Long before the pandemic, Gazans were forced to adapt to daily hardships. Most only have a few hours of electricity a day, the tap water is undrinkable, and the unemployment rate is about 50%. It’s almost always been difficult to leave, even for those who can afford it, and now the borders with Israel and Egypt are sealed.
‘We expect it to happen to us’
In Sarajevo, the lockdowns have revived painful memories of when the city was besieged for 46 months during the Balkan wars in the 1990s.
Bosnian Serb fighters were deployed on the surrounding hillsides and pounded the city with artillery fire. There were severe shortages of food, water and electricity, and snipers gunned down those who ventured out.
It was the kind of thing you hear about on the news, the kind of thing that happens in faraway countries. That’s what the people of Sarajevo thought.
And then it happened to them.
Aida Begic, a filmmaker who was a teenager at the time, recalls how even after fighting began in other parts of the country, no one in Sarajevo thought it would reach them.
“Then it happened, and it lasted for three and a half years,” she said. “When something like this (pandemic) is happening, we do not doubt that it will happen to us. We expect it to happen to us. We are certain that it will.”
Now, many are drawing on lessons from the war. Some are buying wood-burning stoves, seed potatoes and onions. Begic knows people who have bought up to 40 kilograms (90 pounds) of flour.
“Someone who hasn’t had our experience may not remember that they must buy extra face cream and other similar everyday products,” she said. “We remember the things we missed during the war.”
‘AN ENEMY THAT WE DON’T KNOW’
The comparisons with wartime lockdowns only go so far, as those who have lived through both readily acknowledge.
Hanaa al-Yemen, a 55-year-old mother of three in Lebanon’s port city of Sidon, lived through her country’s 1975-1990 civil war and various other bouts of violence, including the 2006 war between Israel and the Hezbollah militant group.
But she said the coronavirus pandemic, and the countrywide lockdown imposed to contain it, is like nothing she’s ever experienced.
“We used to be so scared of the warplanes and the random shelling, but we could still go out at times and work,” she said. “Today there is an enemy and a danger that we don’t know, we can’t see or touch it, and it can strike us or a member of our family at any time.”
In Cuba, which is under a 30-day lockdown, many have become masters of self-sufficiency through decades of U.S. sanctions and several periods of severe stagnation in the centrally planned economy.
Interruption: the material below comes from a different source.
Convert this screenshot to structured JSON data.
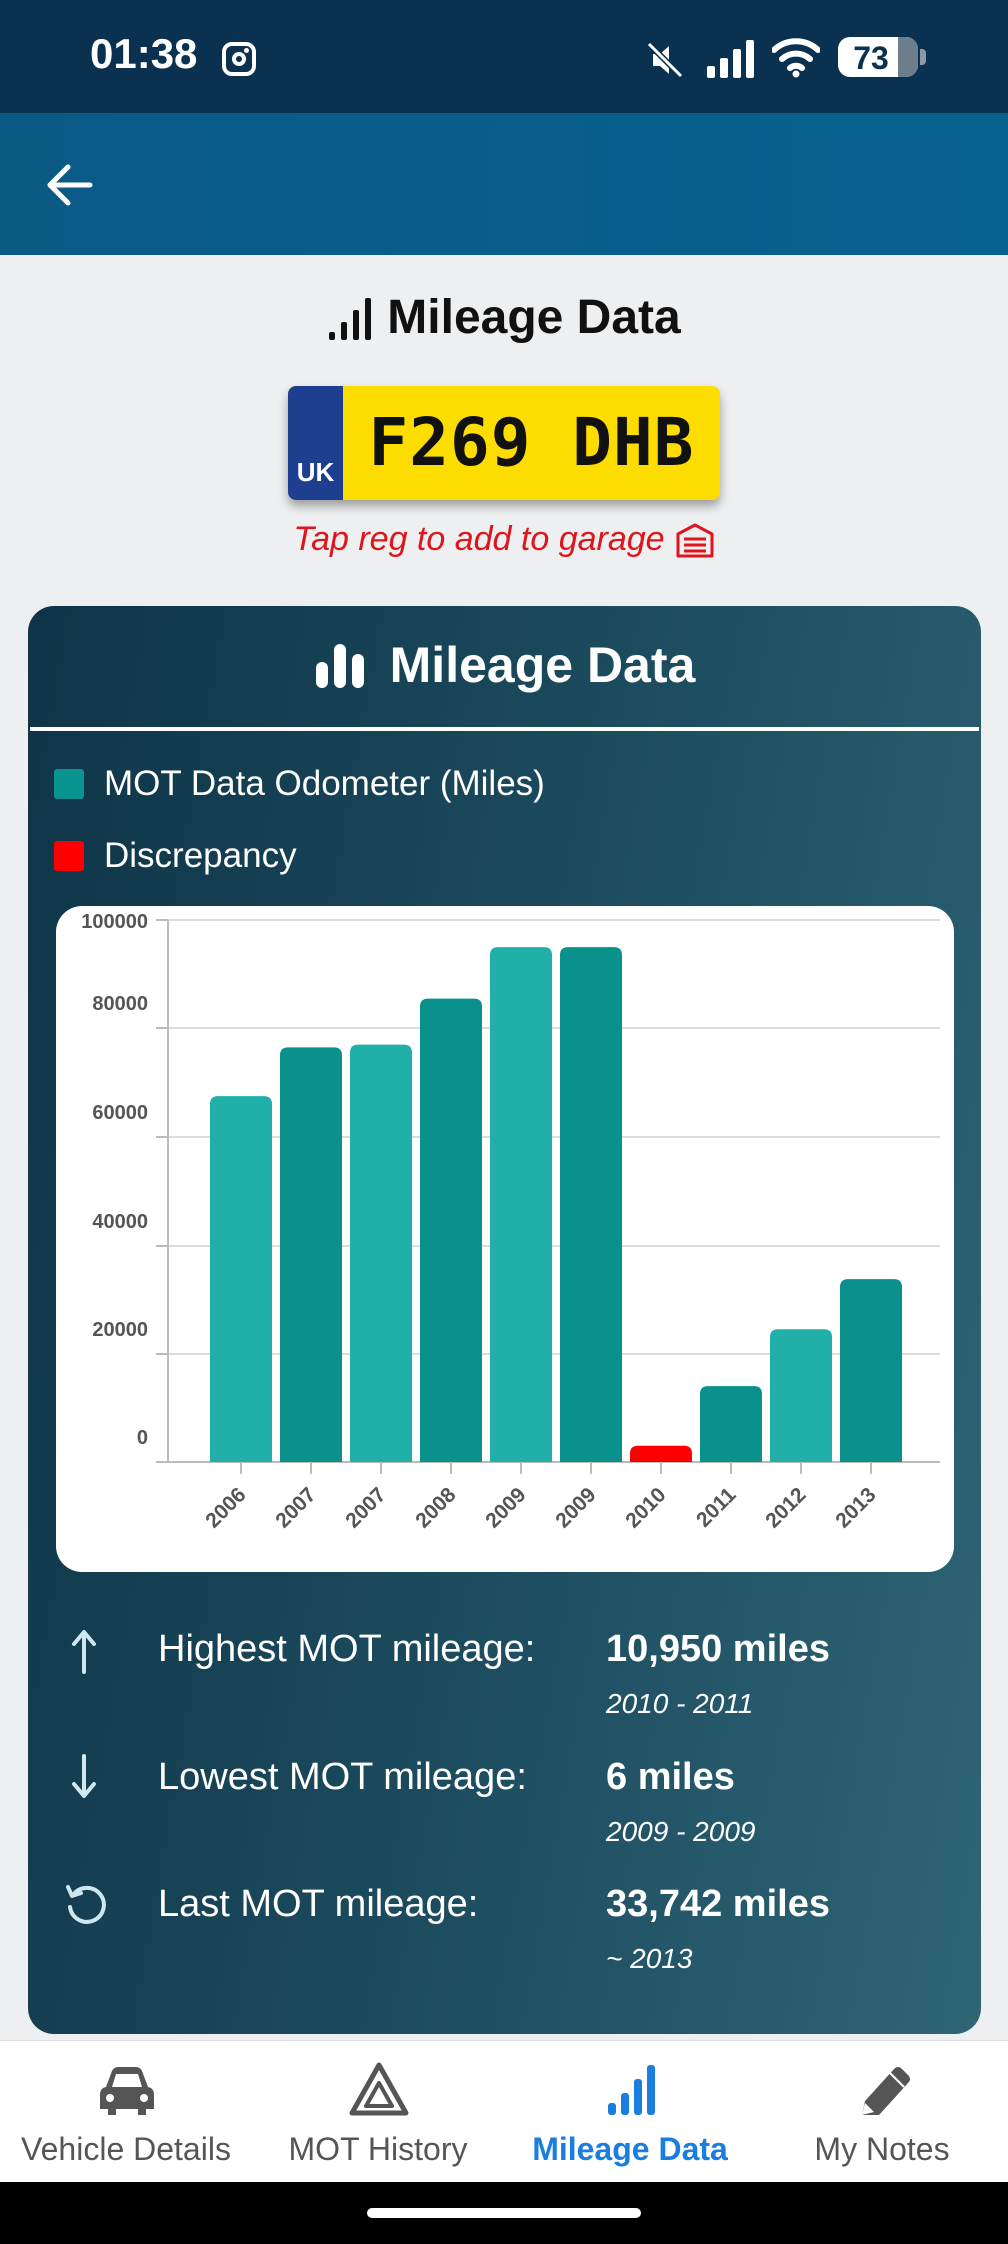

“We’re always storing things,” said Taimy Martinez, a 41-year-old administrator in a state-run business. “If we have chicken, we use it little by little. If we have money to buy canned food, we do. Sugar, a bit of bread to make toast, we make it last.”
“I can endure a three-week quarantine if we start today,” she said.
In the disputed Himalayan region of Kashmir, lockdowns have been a fact of life for decades. Pakistan and India have split the region in two, each claiming it in its entirety, while residents have long demanded independence or union with Pakistan.
Last August, India stripped the region of its semi-autonomy. Fearing mass protests or a full-blown uprising, it ordered the region’s 7 million people to stay indoors for months and imposed an information blackout, cutting off internet and even phone service. Indian troops arrested thousands in anticipation of protests.
It’s happened before, and Kashmiris have learned to make the best of it.
“I can enumerate at least half a dozen things which curfews and security lockdowns have taught us,” said Sajjad Ahmed, a schoolteacher.
He says volunteers have mobilized to help the elderly and infirm. Parents have learned to home-school their children, and nearly everyone has mastered basic first aid, often by treating those wounded in clashes with security forces.
When extended families are stuck inside for weeks or months at a time, they share stories, imparting a sense of history that can provide strength in times of turmoil.
“It helped us to rediscover the family and social talk,” Ahmed said.